Napravnik, 24, won two of the four Challenge races and claimed the $10,000 top prize with a total of 34 points, 16 more than runner-up and event newcomer Tammy Piermarini. Rosemary Homeister and Maryland-based Forest Boyce tied for third with 12 points apiece.
“I haven’t had much luck in these challenges, but I guess it all changed today,” said Napravnik, who leads all female riders in the United States with 93 wins and $4.6 million in purses in 2012. “We had a great run. I had a couple of price horses that came in and ran well, so it’s great. I’m really glad to come back on my home turf and represent a little bit.”
Held in conjunction with the Lady Legends for the Cure III, a pari-mutuel race featuring eight retired female riders, the Challenge was part of The People’s Pink Party, a joint effort between Pimlico and Susan G. Komen, the world’s largest breast cancer organization, to help raise money and awareness in the fight against the disease.
Twelve points were awarded for finishing first among Challenge participants, six for second, four for third and three for fourth in the second, third, fifth and seventh races. Riders whose mounts were scratched were represented by the post-time race favorite.
Rounding out the finishers were defending champion Emma-Jayne Wilson, who was fifth with 11 points; newcomer Greta Kuntzweiler (10 points) and Vicky Baze (three).
Fourth in the 2011 Challenge, Napravnik kicked off the competition with a one-length victory on Silver Tie Affair ($9.40) in the second race. She also won the fifth with Share Out, a 22-to-1 long shot trained by Todd Wyatt that paid $46.60.
“He ran a great race,” Napravnik said. “The way he moved forward on the turf, even though he didn’t run a huge number, I thought with the time off he could move forward even more, so I had confidence. I know Todd Wyatt from a while back, so I had confidence in him, too. The horse ran a great race.”
Napravnik was also the first Challenge participant to cross the wire in the third race, but earned six second-place points after Piermarini’s mount, My Lucky Shoes, was scratched. Represented by the post-time favorite, Piermarini was awarded the win when Smoldering Beauty, sent off at even-money in the field of 10, won the race.
Heading into the final Challenge race, Napravnik held a 30-18 lead over Piermarini. She clinched the title by being the third Challenge participant across the line in the seventh, aboard Great Motion, good for four points, and Piermarini finished off the board.

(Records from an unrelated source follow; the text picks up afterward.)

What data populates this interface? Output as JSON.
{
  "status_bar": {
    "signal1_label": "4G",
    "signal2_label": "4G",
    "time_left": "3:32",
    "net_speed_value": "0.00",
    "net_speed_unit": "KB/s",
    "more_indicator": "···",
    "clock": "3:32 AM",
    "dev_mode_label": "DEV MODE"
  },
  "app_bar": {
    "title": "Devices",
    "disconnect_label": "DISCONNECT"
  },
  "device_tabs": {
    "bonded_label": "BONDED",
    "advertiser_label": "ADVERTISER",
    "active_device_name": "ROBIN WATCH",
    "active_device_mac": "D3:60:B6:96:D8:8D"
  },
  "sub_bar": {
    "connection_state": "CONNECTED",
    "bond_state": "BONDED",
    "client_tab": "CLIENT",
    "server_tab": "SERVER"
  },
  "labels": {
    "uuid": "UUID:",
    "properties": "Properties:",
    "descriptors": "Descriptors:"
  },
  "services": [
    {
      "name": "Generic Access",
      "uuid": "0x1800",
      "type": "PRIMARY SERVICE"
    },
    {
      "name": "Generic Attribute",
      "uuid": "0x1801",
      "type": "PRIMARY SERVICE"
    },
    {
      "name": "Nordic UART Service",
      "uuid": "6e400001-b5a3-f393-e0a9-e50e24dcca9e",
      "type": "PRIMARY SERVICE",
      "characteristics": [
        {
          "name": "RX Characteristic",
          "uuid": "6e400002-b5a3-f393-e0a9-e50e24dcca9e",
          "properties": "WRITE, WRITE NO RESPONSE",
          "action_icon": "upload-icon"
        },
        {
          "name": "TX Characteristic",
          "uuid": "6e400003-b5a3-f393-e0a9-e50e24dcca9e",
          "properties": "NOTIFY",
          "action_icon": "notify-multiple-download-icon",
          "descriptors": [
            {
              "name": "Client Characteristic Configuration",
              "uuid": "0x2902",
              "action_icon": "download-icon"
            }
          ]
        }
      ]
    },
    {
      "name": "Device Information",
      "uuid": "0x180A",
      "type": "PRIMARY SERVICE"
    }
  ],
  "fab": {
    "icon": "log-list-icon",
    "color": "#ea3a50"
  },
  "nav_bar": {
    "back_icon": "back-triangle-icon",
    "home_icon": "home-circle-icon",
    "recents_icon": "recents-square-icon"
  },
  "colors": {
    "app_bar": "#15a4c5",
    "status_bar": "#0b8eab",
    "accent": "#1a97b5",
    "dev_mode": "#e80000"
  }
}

“It’s nice to come out here, just run good, get around here good and see the nice, big crowd,” Piermarini said. A 45-year-old mother of three based at Suffolk Downs in Boston, Piermarini is one of five female riders with 2,000 career wins.
“I came back to Maryland back in ’87 lasted a little while, and then I went back home. Everybody has been very nice and accommodating, and it’s been a great experience. This is probably one of the best challenges I’ve been to so far, and I’ve been to a lot of girls’ challenges. They are very warm and welcoming, and the girls have been great.”
Napravnik won her first race aboard Ringofdiamonds on June 9, 2005 at Pimlico. Earlier this month, she became the first woman to win both the Grade 1 Kentucky Oaks at Churchill Downs and the Grade 2 Peter Pan at Belmont Park, and is the first female to win riding titles at Fair Grounds and Delaware Park.
“I just rode the races like any other race. This is the elite group so it feels great to win the challenge,” Napravnik said. “I enjoy riding in Maryland altogether. I love coming here, because everybody’s friends of mine and they all root for me. To win a challenge here is great.”
Piermarini earned $7,000 for finishing second, followed by Boyce ($5,000), Homeister ($5,000), Wilson ($2,000), Kuntzweiler ($1,000) and Baze ($1,000).
The Challenge brought together seven riders who have won a combined 9,750 races and $175,030,658 in purses in the United States and Canada. Homeister (2,497), Piermarini (2,105) and Baze (2,092) are three of only five women to top 2,000 career wins.
Expanded to eight riders this year, the Challenge was without Abby Fuller, who was forced to drop out following the death of her father, owner-breeder Peter Fuller, on May 14.